Monday Miscellany: Puns, Purple Line, Pets


Screen Shot 2014-02-24 at 8.03.37 AM1.  Watch out friends, “that’s ambiguous news!” might be my new favorite exclamation. Leah on the Congressional Budget Office.

2. I’ve a hunch that this exchange (excerpted at right) from A Moment of Innocence will make some large portion of my readers go all starry-eyed.

3. The What Happens After Game, a coping strategy via Mitchell.

4. A list of weird psych experiments. I’m pretty unnerved by what the footsie experiment implies…and unnerved that I can say “unnerving footsie experiment” and mean it.

5. Today in catering to my exact interests, someone’s made a map of coffee shops by their proximity to Chicago’s public transportation. I can personally vouch for everything off the Purple Line.

6. A thoughtful discussion of owning and pets and pet diets for vegans and vegetarians.

7. Open adoption is the most common standard in adoption services now. (The author claims 95%, when I worked in adoption services I was told around 85%). This piece from The Atlantic is a warm story of what that can look like.

8. A self-experiment in noticing confusion. Linking to this not because it was new to me, but because it’s the sort of psych-ish-somewhat-related-articles I enjoy finding on Less Wrong.

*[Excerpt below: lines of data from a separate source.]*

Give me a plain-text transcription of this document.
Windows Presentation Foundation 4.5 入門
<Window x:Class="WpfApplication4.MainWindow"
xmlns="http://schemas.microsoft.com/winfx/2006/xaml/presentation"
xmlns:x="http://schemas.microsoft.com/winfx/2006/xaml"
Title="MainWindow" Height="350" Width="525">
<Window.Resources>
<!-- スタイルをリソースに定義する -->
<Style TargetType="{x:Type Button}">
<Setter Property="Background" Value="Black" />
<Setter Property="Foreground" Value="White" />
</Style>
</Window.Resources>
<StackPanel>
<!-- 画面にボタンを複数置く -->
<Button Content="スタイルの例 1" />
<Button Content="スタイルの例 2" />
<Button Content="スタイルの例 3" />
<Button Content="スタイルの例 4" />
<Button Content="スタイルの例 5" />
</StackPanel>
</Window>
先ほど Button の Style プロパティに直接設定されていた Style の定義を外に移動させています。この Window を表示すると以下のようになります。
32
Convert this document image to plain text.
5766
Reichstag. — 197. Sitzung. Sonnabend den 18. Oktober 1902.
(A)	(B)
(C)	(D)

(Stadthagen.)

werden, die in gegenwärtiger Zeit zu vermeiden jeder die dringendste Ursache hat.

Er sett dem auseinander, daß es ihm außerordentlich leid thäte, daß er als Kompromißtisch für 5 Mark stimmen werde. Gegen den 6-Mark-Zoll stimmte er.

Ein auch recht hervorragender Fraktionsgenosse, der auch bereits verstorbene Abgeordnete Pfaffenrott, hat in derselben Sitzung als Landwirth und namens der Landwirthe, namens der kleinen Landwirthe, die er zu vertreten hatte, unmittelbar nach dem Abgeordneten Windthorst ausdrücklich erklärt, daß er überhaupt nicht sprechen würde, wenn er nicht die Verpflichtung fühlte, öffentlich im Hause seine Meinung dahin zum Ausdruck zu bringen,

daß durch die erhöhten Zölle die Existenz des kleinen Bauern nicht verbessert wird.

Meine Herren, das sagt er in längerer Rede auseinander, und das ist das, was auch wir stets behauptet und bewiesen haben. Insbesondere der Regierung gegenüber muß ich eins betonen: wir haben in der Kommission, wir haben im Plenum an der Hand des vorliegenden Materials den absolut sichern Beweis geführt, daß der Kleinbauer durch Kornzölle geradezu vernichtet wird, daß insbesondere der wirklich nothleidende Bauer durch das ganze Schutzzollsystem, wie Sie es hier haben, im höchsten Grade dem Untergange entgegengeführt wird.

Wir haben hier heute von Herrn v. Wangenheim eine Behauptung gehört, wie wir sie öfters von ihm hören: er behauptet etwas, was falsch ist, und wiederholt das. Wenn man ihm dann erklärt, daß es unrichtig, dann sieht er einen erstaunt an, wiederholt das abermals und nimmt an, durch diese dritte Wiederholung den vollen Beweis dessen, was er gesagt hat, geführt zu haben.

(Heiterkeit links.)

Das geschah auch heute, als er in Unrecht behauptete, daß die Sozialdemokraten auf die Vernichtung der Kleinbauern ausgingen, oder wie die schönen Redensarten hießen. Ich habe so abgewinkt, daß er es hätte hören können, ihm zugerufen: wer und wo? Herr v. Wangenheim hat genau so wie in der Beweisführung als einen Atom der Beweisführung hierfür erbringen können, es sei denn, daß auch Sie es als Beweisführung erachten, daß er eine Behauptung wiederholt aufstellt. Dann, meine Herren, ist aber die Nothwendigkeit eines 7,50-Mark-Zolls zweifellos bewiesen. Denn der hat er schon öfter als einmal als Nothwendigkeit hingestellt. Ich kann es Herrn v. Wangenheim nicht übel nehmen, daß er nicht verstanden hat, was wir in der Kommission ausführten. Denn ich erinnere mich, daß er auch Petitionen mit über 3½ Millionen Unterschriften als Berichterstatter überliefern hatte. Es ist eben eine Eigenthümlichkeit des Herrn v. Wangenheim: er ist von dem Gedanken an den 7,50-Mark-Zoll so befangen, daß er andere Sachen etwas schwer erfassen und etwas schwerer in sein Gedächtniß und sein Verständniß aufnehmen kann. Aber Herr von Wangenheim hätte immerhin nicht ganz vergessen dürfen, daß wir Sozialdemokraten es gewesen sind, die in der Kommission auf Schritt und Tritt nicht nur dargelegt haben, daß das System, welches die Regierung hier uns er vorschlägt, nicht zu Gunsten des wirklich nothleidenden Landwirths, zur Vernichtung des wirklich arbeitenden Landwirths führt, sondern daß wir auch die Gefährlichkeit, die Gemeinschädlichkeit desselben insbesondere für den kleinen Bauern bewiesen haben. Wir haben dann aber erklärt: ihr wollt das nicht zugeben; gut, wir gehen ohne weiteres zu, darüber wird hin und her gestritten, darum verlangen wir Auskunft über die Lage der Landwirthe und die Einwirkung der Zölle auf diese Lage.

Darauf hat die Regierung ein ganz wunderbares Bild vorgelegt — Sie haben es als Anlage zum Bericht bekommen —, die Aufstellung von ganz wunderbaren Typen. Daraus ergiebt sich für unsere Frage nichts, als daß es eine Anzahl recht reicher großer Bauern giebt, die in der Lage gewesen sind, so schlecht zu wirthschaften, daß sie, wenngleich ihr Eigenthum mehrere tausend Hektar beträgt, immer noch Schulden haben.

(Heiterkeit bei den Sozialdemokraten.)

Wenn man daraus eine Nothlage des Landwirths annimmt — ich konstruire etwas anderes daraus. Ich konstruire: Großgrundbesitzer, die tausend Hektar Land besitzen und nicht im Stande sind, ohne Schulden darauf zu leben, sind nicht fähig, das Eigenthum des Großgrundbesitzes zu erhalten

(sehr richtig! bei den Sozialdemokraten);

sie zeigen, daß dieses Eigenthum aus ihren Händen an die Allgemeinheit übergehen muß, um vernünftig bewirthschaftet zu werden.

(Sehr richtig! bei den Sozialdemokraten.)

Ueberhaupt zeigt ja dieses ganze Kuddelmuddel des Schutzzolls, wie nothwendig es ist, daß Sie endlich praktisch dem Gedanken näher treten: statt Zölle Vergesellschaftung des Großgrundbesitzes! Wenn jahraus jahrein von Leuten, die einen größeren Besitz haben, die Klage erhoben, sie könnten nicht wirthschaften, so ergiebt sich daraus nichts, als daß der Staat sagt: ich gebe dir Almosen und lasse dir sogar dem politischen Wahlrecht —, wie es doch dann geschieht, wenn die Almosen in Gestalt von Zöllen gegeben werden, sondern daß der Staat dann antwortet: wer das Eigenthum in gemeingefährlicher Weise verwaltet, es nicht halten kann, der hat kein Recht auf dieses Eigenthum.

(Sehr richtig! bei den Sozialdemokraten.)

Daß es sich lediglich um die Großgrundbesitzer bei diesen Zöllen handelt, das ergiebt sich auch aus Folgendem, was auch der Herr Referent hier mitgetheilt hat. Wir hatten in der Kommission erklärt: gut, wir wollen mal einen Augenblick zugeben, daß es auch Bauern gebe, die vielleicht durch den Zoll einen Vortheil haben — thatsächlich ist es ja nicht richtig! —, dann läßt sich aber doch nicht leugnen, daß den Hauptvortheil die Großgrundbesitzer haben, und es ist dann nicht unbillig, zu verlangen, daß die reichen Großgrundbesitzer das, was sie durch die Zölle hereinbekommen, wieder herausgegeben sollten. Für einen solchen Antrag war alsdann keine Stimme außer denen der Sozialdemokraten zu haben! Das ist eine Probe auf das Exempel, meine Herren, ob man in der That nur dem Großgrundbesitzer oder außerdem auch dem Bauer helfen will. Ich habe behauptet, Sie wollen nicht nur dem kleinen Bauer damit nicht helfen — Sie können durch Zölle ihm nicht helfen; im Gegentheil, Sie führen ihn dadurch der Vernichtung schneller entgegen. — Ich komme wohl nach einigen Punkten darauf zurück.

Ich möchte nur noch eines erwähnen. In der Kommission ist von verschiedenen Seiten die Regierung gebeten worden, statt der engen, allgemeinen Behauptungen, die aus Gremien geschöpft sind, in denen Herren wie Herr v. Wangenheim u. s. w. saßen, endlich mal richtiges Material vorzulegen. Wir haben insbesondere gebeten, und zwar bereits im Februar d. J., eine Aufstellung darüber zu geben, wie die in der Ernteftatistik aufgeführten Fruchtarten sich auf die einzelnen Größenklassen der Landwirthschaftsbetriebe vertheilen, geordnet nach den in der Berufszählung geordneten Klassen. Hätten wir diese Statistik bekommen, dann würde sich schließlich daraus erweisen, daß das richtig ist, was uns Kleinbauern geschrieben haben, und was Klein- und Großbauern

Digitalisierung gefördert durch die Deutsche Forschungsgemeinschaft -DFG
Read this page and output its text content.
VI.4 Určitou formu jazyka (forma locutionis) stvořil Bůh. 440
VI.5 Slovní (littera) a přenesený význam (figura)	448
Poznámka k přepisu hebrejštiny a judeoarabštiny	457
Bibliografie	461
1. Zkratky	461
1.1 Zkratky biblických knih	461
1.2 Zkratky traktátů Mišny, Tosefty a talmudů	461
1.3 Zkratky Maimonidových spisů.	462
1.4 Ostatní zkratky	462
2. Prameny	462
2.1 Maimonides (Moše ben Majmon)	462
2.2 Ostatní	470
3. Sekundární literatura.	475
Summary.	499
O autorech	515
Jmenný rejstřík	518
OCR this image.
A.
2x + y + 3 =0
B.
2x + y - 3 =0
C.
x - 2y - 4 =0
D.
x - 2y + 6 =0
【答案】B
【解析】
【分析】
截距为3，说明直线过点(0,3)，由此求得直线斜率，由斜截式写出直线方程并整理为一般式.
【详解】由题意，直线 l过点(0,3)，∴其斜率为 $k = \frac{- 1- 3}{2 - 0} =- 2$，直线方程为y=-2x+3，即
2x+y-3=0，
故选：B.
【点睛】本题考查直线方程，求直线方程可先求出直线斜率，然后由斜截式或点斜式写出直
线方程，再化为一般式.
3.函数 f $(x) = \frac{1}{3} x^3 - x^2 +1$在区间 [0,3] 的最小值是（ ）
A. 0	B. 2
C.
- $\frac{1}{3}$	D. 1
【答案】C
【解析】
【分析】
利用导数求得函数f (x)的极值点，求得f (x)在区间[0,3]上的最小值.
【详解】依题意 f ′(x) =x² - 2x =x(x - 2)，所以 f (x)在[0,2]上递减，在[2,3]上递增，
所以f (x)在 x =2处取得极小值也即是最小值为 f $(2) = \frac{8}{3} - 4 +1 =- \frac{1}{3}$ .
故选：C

9. This is a well written article on eating disorders and relationships. I wish I didn’t have an instinctive recognition for this excerpt:

The authors also highlight literature arguing that women with eating disorders may also avoid sexual encounters due to psycho-social factors including self-consciousness and/or anxiety, body shame, and low sexual satisfaction. Perceptions of sexual intimacy may be lower for women with anorexia and bulimia, and while this may improve with recovery, sexual difficulties may persist.

10. Punning fuckery, biology edition.

Comments

  1. Jacob Schmidt says

    From entry 4:

    People find robots creepy because we associate experiencing thoughts and emotions with being human. When a human-like robot appears to be experiencing things we get creeped out.

    Extra Credits had an interesting idea on how this creepiness worked. They say it comes from the disconnect from what we perceive and what we expect to perceive. When something has human-like proportions and behaviour, we expect a human. Seeing a robot where we expect to see another person unnerves us. A bunch of wires doesn’t look human, so there’s no expectation, and consequently no creepiness.

  2. Scr... Archivist says

    Kate,

    There is a recent piece in the Guardian that might be part of a future Monday Miscellany. I thought you might be interested in it, seeing as how it relates to academia and psychology.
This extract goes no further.